Huang Taiji, a four-year-old startup that delivers Chinese fast food in five cities, is another company that has gathered considerable celebrity status through its astute marketing approach through social media, including Facebook -- which is blocked in China. Like Luo, HuanG Taiji’s founder He Chang has a gift of the gab, and knows how to weave a good narrative.

Huang Taiji recently closed five of its 10 kitchens to control spiralling costs amid increasing competition, according to He’s interview with the Economic Weekly.

Entrepreneurs like Luo and He are “media guys, someone who really knows how to do internet marketing, how to create fans, how to convince people”, said Greeven, who’s also an associate professor of Zhejiang University.

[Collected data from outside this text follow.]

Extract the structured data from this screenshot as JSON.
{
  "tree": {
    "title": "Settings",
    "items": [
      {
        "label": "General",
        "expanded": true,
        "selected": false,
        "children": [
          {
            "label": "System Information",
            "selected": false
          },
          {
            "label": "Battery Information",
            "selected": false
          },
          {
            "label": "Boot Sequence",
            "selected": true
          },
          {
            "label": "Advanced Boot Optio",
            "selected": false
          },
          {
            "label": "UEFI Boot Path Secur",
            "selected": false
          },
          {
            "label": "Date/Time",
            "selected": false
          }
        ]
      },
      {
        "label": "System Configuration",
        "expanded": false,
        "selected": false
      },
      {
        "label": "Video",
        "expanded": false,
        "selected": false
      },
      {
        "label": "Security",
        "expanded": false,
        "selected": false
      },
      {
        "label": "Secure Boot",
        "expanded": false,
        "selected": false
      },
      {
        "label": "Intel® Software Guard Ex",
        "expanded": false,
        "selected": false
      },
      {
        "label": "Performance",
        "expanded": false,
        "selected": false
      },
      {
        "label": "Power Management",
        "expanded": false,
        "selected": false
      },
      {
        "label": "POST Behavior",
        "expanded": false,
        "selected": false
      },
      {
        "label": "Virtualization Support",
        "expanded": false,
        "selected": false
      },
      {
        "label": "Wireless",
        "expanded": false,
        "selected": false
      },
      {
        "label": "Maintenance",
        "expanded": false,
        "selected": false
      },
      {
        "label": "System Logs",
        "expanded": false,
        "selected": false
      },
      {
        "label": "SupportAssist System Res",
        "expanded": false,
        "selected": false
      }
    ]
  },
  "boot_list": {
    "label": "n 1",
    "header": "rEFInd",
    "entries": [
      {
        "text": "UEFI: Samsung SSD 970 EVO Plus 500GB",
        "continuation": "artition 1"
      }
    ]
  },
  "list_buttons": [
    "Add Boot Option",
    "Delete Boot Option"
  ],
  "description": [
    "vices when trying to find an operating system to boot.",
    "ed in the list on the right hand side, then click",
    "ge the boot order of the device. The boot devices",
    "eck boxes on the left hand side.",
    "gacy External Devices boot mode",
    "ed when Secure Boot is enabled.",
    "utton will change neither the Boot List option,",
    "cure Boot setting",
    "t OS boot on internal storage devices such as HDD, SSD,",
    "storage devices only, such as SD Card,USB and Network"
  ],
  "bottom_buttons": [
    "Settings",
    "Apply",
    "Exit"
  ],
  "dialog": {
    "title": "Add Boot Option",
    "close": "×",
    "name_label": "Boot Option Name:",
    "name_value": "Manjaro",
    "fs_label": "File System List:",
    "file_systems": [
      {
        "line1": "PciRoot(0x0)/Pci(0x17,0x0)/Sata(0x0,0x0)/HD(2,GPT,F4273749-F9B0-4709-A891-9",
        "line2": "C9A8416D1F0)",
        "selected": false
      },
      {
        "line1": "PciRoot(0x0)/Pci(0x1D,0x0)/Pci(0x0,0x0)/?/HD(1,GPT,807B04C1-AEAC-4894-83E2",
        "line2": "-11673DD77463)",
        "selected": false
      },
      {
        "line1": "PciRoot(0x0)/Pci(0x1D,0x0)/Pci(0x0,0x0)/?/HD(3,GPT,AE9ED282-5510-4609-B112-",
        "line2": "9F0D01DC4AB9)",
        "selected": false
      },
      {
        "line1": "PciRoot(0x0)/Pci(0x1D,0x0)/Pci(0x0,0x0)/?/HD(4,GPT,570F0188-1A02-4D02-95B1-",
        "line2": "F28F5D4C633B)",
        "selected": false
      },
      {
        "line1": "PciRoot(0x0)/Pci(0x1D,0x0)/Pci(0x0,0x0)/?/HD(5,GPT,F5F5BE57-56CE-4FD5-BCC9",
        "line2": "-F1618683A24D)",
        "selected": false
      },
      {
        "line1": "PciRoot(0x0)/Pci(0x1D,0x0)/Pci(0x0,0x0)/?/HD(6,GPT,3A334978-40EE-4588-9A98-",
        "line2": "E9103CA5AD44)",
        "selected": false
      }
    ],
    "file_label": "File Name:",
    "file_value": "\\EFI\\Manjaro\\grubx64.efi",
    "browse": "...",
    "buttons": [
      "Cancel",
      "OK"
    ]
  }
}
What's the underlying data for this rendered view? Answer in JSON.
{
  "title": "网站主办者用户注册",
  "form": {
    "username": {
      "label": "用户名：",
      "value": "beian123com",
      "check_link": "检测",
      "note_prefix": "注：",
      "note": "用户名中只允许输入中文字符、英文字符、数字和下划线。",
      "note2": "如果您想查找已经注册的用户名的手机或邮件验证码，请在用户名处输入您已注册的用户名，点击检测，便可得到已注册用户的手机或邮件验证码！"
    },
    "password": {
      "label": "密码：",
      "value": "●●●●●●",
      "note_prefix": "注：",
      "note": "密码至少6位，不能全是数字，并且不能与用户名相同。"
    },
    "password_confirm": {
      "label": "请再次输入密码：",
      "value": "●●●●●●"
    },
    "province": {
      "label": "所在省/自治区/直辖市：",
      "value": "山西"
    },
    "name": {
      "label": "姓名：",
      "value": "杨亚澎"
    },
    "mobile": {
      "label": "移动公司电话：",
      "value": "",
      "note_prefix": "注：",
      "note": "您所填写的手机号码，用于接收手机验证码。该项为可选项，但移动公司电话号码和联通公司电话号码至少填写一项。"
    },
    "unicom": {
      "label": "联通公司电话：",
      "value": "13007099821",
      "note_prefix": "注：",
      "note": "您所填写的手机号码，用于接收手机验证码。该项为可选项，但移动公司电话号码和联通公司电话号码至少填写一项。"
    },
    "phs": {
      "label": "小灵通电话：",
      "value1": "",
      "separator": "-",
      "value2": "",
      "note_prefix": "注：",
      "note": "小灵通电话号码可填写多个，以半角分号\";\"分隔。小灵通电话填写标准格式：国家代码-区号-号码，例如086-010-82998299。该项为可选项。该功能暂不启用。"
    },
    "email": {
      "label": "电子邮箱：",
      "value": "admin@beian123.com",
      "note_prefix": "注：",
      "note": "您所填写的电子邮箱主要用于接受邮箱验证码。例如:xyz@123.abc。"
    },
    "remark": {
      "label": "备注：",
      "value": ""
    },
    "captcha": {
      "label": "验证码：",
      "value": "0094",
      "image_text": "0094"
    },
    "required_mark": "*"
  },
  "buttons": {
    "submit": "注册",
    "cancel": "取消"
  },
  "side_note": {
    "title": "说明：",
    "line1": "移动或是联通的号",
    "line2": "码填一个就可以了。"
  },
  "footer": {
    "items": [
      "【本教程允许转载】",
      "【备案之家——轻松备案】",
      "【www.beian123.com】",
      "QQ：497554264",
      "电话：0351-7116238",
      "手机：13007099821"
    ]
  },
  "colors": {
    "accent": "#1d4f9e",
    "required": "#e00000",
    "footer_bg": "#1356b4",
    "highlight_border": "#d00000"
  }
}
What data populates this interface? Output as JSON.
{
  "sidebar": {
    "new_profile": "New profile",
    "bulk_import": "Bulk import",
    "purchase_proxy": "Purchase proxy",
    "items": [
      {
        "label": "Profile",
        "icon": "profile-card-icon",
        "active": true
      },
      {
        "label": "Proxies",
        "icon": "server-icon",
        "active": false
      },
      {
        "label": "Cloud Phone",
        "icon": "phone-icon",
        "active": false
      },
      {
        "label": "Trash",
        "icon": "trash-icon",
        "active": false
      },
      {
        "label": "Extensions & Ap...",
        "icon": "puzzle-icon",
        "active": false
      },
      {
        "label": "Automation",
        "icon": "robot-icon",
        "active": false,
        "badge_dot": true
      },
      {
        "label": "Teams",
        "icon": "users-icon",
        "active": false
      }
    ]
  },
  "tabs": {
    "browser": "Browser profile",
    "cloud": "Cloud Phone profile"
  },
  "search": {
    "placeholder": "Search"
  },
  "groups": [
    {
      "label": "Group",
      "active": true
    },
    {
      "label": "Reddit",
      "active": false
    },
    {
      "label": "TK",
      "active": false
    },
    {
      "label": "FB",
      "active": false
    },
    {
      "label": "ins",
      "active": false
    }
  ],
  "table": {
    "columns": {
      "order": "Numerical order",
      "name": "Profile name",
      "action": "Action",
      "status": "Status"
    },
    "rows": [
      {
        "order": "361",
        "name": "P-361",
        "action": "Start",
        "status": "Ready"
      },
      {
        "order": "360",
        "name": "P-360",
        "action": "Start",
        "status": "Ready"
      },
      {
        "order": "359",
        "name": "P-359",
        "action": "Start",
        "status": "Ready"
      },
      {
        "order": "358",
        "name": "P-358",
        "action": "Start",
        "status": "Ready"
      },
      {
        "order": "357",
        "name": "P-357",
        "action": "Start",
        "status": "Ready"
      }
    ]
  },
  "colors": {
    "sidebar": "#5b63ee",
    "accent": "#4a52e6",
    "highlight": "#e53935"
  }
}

However, “they may not always understand their products well enough… they appear to have limited experience in how to manage the people and how to get the knowledge… but the product in the end is above anything,” he said.

All this leaves Smartisan with a lot of celebrity buzz around Luo, with no market for its product, said Ma Bo, a Beijing-based independent telecom analyst.

“The fact that the founder of an innovative startup is like a pop star is actually not helping build customers’ trust, but it will do if it’s the founder of a traditional technology company,” Ma said.